MCT diets seem to improve satiety with lower energy intakes in rodent Physiol Behav. 1992 Oct;52(4):815-7 and human studies. Int J Obes Relat Metab Disord.1996 Jul;20(7):651-60. While a hormonal explanation for the satiety promoting effect of MCT has been studied, contradictory results emerged with LCTs producing better satiety effects, associated with greater gastric distension following LCT!. MCT produced no GIP, Pancreatic Polypeptide, Neurotensin Gut. 2000 Jan;46(1):32-6. or CCK rise Gastroenterology. 1999 Jan;116(1):46-53. and a lower Peptide YY response than LCTs. Eur J Clin Invest. 1998 Feb;28(2):123-30.

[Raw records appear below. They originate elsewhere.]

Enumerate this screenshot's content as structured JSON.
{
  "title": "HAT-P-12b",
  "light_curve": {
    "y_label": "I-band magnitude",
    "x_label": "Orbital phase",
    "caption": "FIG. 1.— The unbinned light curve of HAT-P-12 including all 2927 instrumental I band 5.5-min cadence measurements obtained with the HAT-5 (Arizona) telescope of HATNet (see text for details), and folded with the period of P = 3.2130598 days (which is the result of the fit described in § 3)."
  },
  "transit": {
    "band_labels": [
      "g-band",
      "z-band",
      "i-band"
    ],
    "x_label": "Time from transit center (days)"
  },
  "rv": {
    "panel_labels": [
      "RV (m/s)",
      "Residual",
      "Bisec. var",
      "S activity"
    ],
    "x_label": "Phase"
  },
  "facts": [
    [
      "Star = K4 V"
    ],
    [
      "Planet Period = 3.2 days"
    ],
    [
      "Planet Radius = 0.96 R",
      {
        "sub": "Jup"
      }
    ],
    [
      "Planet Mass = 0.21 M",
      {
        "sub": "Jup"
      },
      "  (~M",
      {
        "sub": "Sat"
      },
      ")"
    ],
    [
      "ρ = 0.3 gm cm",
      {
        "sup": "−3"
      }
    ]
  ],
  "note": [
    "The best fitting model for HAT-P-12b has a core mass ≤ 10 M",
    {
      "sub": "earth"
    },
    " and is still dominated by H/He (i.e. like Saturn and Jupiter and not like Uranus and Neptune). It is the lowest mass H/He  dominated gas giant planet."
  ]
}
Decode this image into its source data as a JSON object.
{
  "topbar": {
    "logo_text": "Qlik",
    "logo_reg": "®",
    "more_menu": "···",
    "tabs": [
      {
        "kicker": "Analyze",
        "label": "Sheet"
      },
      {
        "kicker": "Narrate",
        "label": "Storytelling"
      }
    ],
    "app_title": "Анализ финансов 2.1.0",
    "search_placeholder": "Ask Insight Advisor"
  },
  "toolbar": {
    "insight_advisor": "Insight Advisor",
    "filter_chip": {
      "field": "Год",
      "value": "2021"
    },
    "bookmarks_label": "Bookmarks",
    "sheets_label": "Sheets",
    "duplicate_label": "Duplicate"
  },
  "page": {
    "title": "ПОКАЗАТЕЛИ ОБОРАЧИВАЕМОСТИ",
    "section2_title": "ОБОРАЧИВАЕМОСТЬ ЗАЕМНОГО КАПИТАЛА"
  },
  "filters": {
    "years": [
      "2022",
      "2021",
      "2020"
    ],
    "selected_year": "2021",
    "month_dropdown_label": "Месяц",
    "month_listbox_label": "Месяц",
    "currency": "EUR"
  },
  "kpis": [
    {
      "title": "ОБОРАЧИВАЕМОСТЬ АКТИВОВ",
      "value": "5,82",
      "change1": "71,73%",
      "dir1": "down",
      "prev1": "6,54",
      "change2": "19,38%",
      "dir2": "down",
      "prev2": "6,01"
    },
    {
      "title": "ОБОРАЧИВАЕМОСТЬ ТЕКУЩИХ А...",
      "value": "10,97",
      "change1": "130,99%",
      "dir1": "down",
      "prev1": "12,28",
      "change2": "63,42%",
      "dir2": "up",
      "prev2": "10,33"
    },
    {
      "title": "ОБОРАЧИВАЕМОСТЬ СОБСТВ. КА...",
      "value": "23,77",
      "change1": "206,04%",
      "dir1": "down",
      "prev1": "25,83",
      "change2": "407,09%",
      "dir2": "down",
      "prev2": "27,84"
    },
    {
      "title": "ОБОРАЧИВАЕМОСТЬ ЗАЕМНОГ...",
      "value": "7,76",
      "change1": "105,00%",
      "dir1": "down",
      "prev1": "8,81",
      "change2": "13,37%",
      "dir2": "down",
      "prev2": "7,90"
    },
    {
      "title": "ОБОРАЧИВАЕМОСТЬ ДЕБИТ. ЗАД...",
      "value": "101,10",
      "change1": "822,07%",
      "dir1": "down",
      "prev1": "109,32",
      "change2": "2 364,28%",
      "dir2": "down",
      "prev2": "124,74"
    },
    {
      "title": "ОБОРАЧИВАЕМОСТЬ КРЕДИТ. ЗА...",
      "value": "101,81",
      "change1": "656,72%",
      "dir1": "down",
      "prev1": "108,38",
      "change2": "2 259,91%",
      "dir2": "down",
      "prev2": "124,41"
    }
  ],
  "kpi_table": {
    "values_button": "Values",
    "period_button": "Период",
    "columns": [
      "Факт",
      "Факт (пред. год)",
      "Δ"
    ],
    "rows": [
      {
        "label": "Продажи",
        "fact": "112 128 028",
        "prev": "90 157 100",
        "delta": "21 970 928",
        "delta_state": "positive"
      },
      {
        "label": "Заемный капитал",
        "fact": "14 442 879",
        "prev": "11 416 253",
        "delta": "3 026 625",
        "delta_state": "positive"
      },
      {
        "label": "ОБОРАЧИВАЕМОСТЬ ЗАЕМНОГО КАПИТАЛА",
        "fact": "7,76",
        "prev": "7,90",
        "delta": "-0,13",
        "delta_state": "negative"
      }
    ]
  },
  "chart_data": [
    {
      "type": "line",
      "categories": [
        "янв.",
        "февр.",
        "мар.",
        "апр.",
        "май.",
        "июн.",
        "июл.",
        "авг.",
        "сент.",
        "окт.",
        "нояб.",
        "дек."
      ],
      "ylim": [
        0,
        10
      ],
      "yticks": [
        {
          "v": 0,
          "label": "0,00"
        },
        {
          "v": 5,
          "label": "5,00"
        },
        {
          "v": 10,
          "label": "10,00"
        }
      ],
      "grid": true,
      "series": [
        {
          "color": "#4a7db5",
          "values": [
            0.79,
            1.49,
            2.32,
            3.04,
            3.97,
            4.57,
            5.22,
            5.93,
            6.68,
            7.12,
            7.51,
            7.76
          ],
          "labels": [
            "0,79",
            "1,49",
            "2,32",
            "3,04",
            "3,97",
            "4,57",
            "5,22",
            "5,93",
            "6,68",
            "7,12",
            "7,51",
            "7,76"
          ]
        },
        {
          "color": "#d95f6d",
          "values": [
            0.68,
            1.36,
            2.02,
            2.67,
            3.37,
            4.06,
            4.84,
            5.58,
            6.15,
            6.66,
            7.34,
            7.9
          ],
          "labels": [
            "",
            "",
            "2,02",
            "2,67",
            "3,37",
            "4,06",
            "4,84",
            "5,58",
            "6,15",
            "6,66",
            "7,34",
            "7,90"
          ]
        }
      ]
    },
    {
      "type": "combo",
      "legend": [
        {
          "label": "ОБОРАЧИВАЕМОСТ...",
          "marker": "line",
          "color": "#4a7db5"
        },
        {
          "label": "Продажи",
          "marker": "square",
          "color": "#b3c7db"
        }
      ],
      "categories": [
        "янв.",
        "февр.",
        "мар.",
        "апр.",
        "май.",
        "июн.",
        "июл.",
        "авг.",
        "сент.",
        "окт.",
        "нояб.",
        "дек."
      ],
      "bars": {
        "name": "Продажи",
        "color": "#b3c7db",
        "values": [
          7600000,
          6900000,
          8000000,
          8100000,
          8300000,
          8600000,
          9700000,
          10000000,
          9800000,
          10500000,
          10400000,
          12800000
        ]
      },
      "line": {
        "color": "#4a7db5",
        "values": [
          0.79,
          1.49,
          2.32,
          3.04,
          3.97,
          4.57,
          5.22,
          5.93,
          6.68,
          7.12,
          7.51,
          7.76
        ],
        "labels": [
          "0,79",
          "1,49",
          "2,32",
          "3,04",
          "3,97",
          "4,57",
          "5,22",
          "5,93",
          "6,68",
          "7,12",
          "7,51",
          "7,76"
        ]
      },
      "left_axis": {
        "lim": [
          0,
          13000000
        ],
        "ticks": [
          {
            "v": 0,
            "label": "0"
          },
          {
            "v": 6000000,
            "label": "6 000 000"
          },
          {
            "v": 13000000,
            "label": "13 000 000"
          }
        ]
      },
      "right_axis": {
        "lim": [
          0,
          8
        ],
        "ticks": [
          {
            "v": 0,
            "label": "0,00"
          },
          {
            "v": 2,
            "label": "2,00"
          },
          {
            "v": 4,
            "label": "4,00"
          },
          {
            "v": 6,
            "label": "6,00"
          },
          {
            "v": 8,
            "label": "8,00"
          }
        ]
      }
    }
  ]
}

An increased energy expenditure and increased satiety induced by MCT should translate into less fat depots and greater weight loss in the long term. Studies have shown lower fat depots with smaller adipocytes following MCT consumption as opposed to LCT use, Am J Clin Nutr. 1983 Jan;37(1):1-4 but weight loss facilitation with MCT has not yet been demonstrated. Am J Clin Nutr. 1989 Feb;49(2):326-30. A lack of weight loss has been observed despite increased satiety and decreased energy intake after MCT diets in humans. Int J Obes Relat Metab Disord. 1996 Jul;20(7):651-60. Thus while in theory an MCT diet should favour weight loss, long term data to prove that this is indeed the case is awaited.